Grayscale’s Craig Salm: Spot Ethereum ETF Still Confident Will Be Approved By SEC In May
Key Points:
- Grayscale’s Craig Salm is confident in May’s approval for spot Ethereum ETFs, despite SEC engagement concerns.
- Bloomberg analysts cut approval odds to 25%, citing SEC disengagement.
- The SEC previously approved Ether futures ETFs, with various firms, including BlackRock and VanEck, awaiting spot Ether ETF decisions.
Despite recent concerns over the U.S. Securities and Exchange Commission’s (SEC) engagement with applicants, the Chief Legal Officer of Grayscale remains confident in the approval of spot Ethereum ETFs in May.
May Approval Expected for Spot Ethereum ETFs
Craig Salm expressed optimism, noting that many issues common to spot Ethereum ETFs had already been resolved before spot Bitcoin ETFs were approved. Salm emphasized the SEC’s prior engagement, stating that issuers have less to discuss this time around.
Bloomberg ETF analysts Eric Balchunas and James Seyffart, however, have lowered the odds of an approved spot Ethereum ETF in May to 25%, citing concerns over the SEC’s apparent lack of engagement. The SEC previously delayed its decision on the approval of Grayscale Ethereum Futures Trust’s Ethereum ETF application, with a new deadline set for May 30.
The Securities Exchange Act of 1934 mandates a timeframe of 180 days for the SEC to make a decision on proposed rule changes.
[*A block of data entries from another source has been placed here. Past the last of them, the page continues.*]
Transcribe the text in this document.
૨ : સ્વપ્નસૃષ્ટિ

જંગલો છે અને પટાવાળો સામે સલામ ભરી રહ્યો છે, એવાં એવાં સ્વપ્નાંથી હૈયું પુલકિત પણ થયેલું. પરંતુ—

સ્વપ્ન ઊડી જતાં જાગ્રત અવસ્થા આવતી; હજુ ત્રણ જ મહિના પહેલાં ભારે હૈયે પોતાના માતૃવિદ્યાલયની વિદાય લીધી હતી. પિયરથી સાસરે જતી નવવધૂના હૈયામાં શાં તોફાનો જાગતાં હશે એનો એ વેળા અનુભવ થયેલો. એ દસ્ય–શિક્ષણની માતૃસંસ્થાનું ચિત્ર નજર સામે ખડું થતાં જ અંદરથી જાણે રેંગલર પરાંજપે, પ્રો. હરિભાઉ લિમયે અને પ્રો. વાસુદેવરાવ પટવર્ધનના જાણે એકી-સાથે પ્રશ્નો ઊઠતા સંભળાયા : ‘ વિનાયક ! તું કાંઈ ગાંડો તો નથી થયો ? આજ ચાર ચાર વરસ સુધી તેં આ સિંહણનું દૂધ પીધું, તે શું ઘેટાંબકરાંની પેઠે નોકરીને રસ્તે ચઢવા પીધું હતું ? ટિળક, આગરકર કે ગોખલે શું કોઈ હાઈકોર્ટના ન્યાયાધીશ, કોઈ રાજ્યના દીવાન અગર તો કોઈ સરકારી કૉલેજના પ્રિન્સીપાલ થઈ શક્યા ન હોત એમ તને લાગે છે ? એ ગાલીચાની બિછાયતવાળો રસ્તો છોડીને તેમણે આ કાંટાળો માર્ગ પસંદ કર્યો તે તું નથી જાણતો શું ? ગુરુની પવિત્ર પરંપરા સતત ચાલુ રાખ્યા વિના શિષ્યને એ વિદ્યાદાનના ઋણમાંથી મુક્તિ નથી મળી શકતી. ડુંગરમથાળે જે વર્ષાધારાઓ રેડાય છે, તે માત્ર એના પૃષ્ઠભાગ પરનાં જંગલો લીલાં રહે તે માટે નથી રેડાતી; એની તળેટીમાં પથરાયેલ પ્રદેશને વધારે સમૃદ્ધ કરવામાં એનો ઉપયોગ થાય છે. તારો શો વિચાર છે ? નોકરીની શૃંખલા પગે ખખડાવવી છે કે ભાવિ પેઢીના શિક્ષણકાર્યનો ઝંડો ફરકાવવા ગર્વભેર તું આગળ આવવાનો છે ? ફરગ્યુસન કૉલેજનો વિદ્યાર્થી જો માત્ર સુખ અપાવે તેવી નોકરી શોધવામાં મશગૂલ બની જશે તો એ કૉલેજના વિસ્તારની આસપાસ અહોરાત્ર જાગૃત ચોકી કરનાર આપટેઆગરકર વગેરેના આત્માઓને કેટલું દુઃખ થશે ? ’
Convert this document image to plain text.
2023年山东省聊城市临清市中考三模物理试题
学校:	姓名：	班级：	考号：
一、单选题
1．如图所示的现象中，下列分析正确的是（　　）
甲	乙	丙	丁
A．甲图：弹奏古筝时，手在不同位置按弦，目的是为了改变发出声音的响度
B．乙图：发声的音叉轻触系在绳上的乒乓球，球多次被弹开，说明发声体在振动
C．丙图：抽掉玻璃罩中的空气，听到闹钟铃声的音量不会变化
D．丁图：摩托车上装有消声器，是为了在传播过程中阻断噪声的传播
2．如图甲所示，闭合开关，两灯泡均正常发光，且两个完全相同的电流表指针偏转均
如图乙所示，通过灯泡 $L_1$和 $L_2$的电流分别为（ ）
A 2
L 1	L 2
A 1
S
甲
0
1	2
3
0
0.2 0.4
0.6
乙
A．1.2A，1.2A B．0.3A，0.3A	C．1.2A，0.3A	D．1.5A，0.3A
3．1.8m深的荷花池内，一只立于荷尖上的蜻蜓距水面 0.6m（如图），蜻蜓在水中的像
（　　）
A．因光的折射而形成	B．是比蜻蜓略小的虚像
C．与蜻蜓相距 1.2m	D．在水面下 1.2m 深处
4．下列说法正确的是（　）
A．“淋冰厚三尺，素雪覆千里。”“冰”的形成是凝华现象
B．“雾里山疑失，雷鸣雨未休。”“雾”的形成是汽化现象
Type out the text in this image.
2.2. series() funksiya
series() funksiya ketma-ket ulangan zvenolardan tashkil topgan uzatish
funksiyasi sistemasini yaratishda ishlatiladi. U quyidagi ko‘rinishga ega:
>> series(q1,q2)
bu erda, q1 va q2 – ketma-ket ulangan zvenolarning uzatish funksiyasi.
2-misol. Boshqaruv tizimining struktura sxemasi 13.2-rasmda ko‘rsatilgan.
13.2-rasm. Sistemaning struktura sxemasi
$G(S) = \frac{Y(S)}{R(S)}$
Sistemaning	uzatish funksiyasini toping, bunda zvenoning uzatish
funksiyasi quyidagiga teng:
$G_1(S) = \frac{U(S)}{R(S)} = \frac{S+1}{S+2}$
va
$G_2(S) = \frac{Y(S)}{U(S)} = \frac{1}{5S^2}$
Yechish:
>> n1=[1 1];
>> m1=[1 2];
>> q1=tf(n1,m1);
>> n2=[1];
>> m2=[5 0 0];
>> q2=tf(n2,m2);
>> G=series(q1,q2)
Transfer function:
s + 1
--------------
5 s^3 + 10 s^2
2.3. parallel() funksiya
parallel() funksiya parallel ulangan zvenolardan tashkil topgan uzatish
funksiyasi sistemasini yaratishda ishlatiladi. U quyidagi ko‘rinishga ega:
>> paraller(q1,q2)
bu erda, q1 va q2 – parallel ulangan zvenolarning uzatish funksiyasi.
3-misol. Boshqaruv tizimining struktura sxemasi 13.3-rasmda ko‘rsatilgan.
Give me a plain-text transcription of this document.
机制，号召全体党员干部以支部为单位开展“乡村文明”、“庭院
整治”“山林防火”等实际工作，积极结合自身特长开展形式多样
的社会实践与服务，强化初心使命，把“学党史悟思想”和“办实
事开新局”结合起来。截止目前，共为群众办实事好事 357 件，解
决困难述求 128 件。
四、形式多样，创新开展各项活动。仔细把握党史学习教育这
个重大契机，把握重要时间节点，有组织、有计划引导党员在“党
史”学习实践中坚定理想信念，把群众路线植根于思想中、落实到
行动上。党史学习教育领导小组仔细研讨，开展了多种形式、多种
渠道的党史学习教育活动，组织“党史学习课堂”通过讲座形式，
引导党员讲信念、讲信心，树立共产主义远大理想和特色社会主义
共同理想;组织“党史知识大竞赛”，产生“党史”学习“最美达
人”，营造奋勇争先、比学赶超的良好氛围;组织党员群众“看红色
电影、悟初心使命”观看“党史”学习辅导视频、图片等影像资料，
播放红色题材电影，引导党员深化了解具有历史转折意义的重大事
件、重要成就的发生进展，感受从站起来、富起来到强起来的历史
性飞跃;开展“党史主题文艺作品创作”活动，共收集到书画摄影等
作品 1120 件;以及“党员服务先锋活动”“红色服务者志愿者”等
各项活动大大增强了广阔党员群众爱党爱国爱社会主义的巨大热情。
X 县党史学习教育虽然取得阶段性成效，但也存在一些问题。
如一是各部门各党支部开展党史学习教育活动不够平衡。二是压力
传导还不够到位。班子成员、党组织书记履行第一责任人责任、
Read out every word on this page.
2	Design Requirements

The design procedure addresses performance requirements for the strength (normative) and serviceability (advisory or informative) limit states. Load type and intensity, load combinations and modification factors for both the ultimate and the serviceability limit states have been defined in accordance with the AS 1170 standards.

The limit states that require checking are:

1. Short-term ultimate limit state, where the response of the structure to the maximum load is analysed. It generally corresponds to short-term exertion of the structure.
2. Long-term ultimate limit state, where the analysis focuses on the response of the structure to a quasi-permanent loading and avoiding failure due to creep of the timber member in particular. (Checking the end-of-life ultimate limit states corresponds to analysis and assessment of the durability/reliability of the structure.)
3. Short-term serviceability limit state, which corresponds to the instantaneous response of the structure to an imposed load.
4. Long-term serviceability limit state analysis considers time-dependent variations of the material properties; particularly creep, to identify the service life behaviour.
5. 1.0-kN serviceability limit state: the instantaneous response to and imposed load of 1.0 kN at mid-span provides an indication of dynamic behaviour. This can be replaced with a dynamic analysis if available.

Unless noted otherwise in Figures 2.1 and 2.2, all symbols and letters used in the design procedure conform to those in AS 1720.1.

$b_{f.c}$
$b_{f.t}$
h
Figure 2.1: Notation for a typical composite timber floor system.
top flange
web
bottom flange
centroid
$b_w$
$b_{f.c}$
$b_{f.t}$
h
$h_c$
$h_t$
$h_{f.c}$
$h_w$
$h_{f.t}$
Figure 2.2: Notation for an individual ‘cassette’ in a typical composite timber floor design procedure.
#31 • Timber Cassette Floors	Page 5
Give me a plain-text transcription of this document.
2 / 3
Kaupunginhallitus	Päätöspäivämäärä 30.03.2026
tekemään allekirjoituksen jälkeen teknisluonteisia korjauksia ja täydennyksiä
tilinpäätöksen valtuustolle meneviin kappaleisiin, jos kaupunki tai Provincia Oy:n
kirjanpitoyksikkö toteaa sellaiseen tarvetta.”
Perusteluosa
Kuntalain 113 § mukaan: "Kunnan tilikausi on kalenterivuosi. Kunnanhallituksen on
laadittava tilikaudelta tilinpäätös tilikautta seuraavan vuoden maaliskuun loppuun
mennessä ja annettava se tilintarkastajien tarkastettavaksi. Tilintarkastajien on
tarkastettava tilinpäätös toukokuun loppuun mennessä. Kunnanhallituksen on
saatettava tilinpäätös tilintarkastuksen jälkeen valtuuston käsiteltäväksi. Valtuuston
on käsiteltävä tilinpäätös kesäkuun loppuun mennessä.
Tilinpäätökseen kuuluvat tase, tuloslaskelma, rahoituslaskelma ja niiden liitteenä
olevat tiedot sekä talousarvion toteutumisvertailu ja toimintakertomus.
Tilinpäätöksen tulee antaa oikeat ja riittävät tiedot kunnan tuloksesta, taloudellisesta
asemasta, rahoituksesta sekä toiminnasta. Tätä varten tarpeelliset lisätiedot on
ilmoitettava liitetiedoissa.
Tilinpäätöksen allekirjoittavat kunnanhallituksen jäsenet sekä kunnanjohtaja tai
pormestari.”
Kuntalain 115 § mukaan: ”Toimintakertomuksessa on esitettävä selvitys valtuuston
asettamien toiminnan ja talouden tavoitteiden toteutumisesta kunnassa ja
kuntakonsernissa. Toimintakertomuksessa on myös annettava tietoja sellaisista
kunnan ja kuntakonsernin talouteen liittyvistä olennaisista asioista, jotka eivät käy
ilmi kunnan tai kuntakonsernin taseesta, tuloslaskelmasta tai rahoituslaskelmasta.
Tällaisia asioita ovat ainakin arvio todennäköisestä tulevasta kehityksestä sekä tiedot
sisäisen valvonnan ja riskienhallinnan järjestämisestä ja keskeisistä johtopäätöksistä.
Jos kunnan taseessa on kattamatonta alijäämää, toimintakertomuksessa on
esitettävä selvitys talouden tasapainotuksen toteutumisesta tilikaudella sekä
Grayscale submitted its application in September, with the SEC postponing its decision in November, according to recent filings.
Firms Await Spot Ether ETF Approval by May 23
Despite these delays, it’s worth noting that the SEC had previously approved a series of Ether futures ETFs in October 2023, including offerings from ProShares, VanEck, and Bitwise.
Various firms await SEC approval for spot Ethereum ETFs, including BlackRock, VanEck, ARK 21Shares, Fidelity, Invesco Galaxy, Grayscale, Franklin Templeton, and Hashdex. VanEck’s application deadline is May 23, with analysts anticipating decisions for all applicants on that date.